I warned about a potential reversal last Friday. But if you don't follow the macroeconomics and fundamentals closely, just remember that the charts reflect everything known out there. The lower lows and lower highs tell you everything you need to know as a trader. Not only that, but the moving averages are also all pointing lower. Look at the Nasdaq chart below, with both the short-term 21-day exponential and long-term 200-day simple moving averages being above market with downward slopes.
Moving averages are perhaps the most objective way to tell the trend, as there is no subjectivity involved (which can be the case with drawing tools).
Previously, these averages were pointing higher, and investors used to buy the dips whenever there was one. However, the good old days of the bull market are over.
Right now, inflation is so bad around the world that people are struggling to meet ends meet. Companies are going to struggle to make the sort of sales and profits they enjoyed previously. Rising interest rates mean borrowing for expansion is also costing more. Collectively, investors know all this, which is why we are in a midst of a bear market.

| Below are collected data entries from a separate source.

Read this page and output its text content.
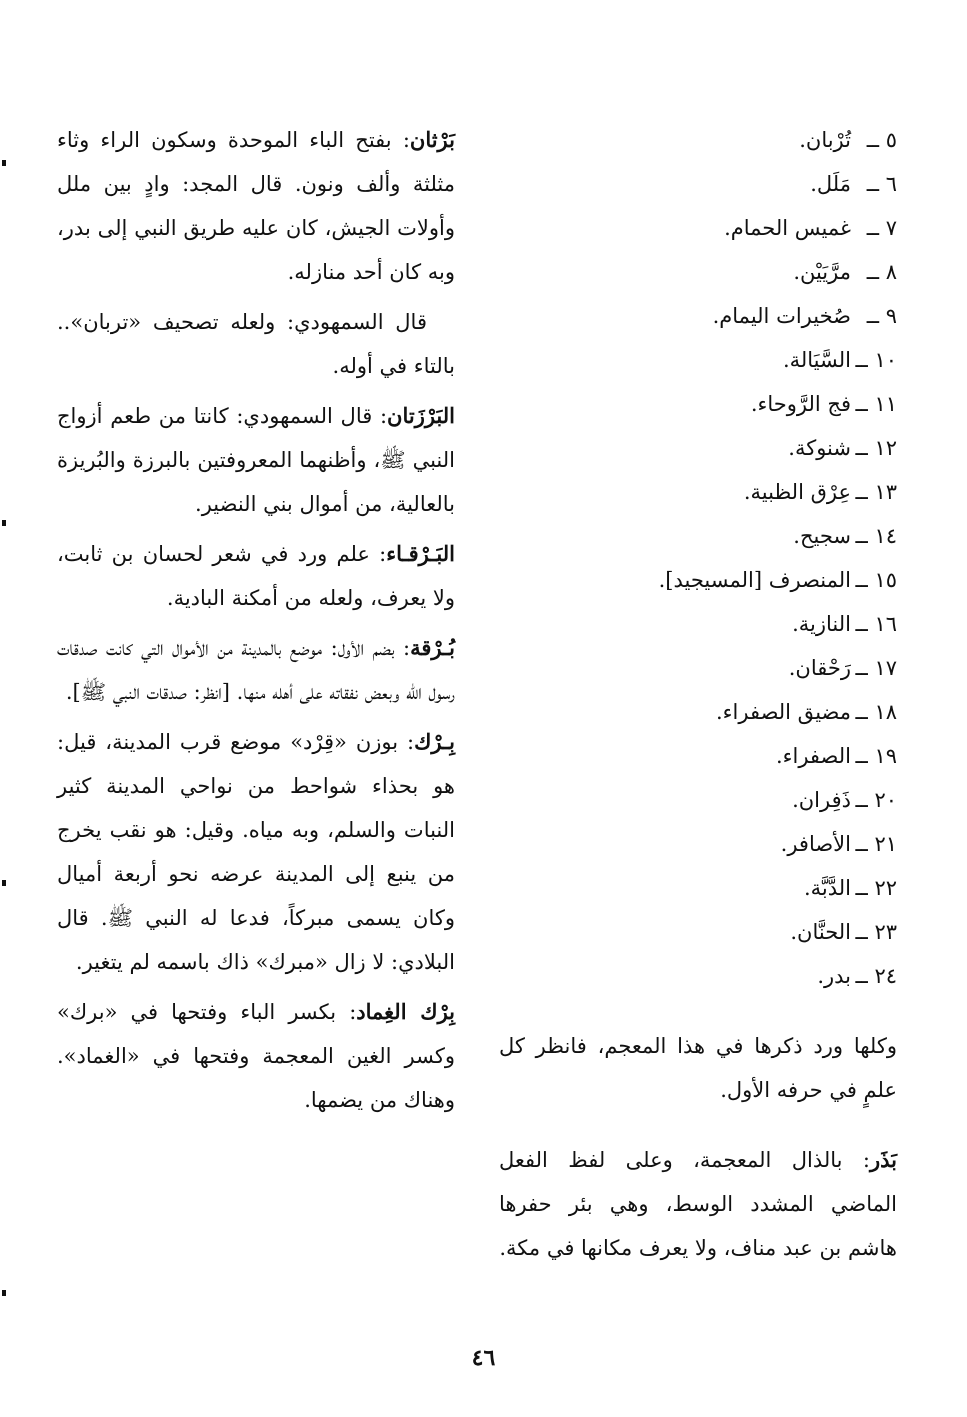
بَرْثان: بفتح الباء الموحدة وسكون الراء وثاء مثلثة وألف ونون. قال المجد: وادٍ بين ملل وأولات الجيش، كان عليه طريق النبي إلى بدر، وبه كان أحد منازله.

قال السمهودي: ولعله تصحيف «تربان».. بالتاء في أوله.

البَرْزَتان: قال السمهودي: كانتا من طعم أزواج النبي ﷺ، وأظنهما المعروفتين بالبرزة والبُريزة بالعالية، من أموال بني النضير.

البَـرْقـاء: علم ورد في شعر لحسان بن ثابت، ولا يعرف، ولعله من أمكنة البادية.

بُـرْقة: بضم الأول: موضع بالمدينة من الأموال التي كانت صدقات رسول الله وبعض نفقاته على أهله منها. [انظر: صدقات النبي ﷺ].

بِـرْك: بوزن «قِرْد» موضع قرب المدينة، قيل: هو بحذاء شواحط من نواحي المدينة كثير النبات والسلم، وبه مياه. وقيل: هو نقب يخرج من ينبع إلى المدينة عرضه نحو أربعة أميال وكان يسمى مبركاً، فدعا له النبي ﷺ. قال البلادي: لا زال «مبرك» ذاك باسمه لم يتغير.

بِرْك الغِماد: بكسر الباء وفتحها في «برك» وكسر الغين المعجمة وفتحها في «الغماد». وهناك من يضمها.

٥ ــتُرْبان.
٦ ــمَلَل.
٧ ــغميس الحمام.
٨ ــمرَّيَيْن.
٩ ــصُخيرات اليمام.
١٠ ــالسَّيَالة.
١١ ــفج الرَّوحاء.
١٢ ــشنوكة.
١٣ ــعِرْق الظبية.
١٤ ــسجيح.
١٥ ــالمنصرف [المسيجيد].
١٦ ــالنازية.
١٧ ــرَحْقان.
١٨ ــمضيق الصفراء.
١٩ ــالصفراء.
٢٠ ــذَفِران.
٢١ ــالأصافر.
٢٢ ــالدَّبَّة.
٢٣ ــالحنَّان.
٢٤ ــبدر.

وكلها ورد ذكرها في هذا المعجم، فانظر كل علمٍ في حرفه الأول.

بَذَر: بالذال المعجمة، وعلى لفظ الفعل الماضي المشدد الوسط، وهي بئر حفرها هاشم بن عبد مناف، ولا يعرف مكانها في مكة.

٤٦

So, my recommendation to traders is this: remain bearish until the charts tell you otherwise, even at these lower levels.
With the Nasdaq futures breaking back below the June low (11036), this has potentially paved the way for a fresh drop to a new yearly low in the days to come. Remember that other markets are doing a similar thing—see Chinese markets for example.
Whatever the outcome of earnings or macroeconomics, until the major indices start making higher highs and higher lows, I will continue to look for weakness and bull trap signs to emerge on short-term bounces. I just don't think that right now—with interest rates continuing to rise—is the environment for a stock market rally. Granted, we will get bounces here and there, but it will all be inside the larger bearish trend.
All that said, a move north of the most recent high at 11729 would tip the balance in bulls' favor in the short-term outlook. In the longer term, they will need to repair a lot of damage to regain control again. To be clear, my base case scenario is that we will see new lows first before any serious bullish attempts are made.
Disclaimer: The author currently does not own any of the instruments mentioned in this article.